Bayangkan, Petani disediakan lahan, dikasih rumah, jalan, sekolah, puskesmas, dan koperasi. Ya Allah, ini bukan mimpi. Bahkan hutangnya ke bank — yang pada zaman itu 3 juta rupiah — bisa lunas dalam waktu kurang dari sepuluh tahun. Sekarang? 3 juta baru cukup buat ngisi bensin Fortuner-nya bos pabrik sawit seminggu.
Jadi ceritanya begini: pemerintah saat itu nyuruh BUMN (kayak PTPN) buat jadi induk perusahaan, mereka bikin kebun sawit dan pabrik CPO. Petaninya? Dikasih lahan plus koperasi sebagai badan hukum. Bahkan, koperasi ini bisa punya duit miliaran — zaman itu! — karena sawit lagi mahal dan petani bisa panen rejeki. Kalau negara serius, mestinya koperasi ini sekarang udah kayak Nestlé tapi versi rakyat. Tapi ya itu… mestinya.
Sayangnya, pas masuk tahun 80-an, dunia lagi demam neoliberalisme. Kita juga ikut-ikutan panas. Lah, yang dulunya semangat gotong royong jadi mental go-tong-sorong. Izin konsesi lahan yang mestinya bisa jadi hak koperasi, malah dikasih ke pengusaha aseng, asing, dan asu-asuan lainnya.
Petani, yang awalnya jadi aktor utama, sekarang cuma jadi figuran. Bahkan banyak yang terlempar dari tanah sendiri. Ironis? Iya. Tapi lebih ironi lagi kalau kita sadar bahwa semua ini bukan semata-mata karena ketololan internal — tapi karena sistem global memang ndak pengin petani kita pinter dan mandiri. Dunia takut. Bayangin kalau petani Indonesia bisa punya korporasi besar, punya pabrik, punya logistik sendiri — wah, itu bisa jadi mimpi buruk WTO dan IMF. Bisa bubar kartel dagang.

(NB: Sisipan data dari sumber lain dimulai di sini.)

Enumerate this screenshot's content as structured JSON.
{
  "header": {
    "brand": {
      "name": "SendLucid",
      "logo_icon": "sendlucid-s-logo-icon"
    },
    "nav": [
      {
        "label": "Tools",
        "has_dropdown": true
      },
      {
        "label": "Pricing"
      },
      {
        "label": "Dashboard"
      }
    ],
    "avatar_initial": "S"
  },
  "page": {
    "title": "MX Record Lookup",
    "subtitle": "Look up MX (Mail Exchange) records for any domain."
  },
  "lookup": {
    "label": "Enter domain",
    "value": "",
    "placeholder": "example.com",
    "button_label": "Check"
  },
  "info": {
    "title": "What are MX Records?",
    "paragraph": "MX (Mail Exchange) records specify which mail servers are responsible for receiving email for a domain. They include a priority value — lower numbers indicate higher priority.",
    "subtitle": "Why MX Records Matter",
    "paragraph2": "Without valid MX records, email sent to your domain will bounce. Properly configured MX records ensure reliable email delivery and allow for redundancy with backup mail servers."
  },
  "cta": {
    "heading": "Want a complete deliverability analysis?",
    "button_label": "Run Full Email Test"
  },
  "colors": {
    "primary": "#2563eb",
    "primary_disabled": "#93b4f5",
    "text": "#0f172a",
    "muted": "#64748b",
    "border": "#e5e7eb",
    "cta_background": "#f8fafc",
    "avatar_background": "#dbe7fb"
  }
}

Lah kita? Kita malah bangga jadi pelayan. Lahan jutaan hektar dikasih ke konglomerat. Padahal dulu, koperasi petani sawit hampir punya kesempatan jadi kekuatan ekonomi nasional. Tapi aturan konsesi kita kayak dibikinin khusus buat ngusir rakyat dan nyambut investor. Undang-undang kita jadi kayak pagar yang lebih sayang maling daripada pemilik rumah.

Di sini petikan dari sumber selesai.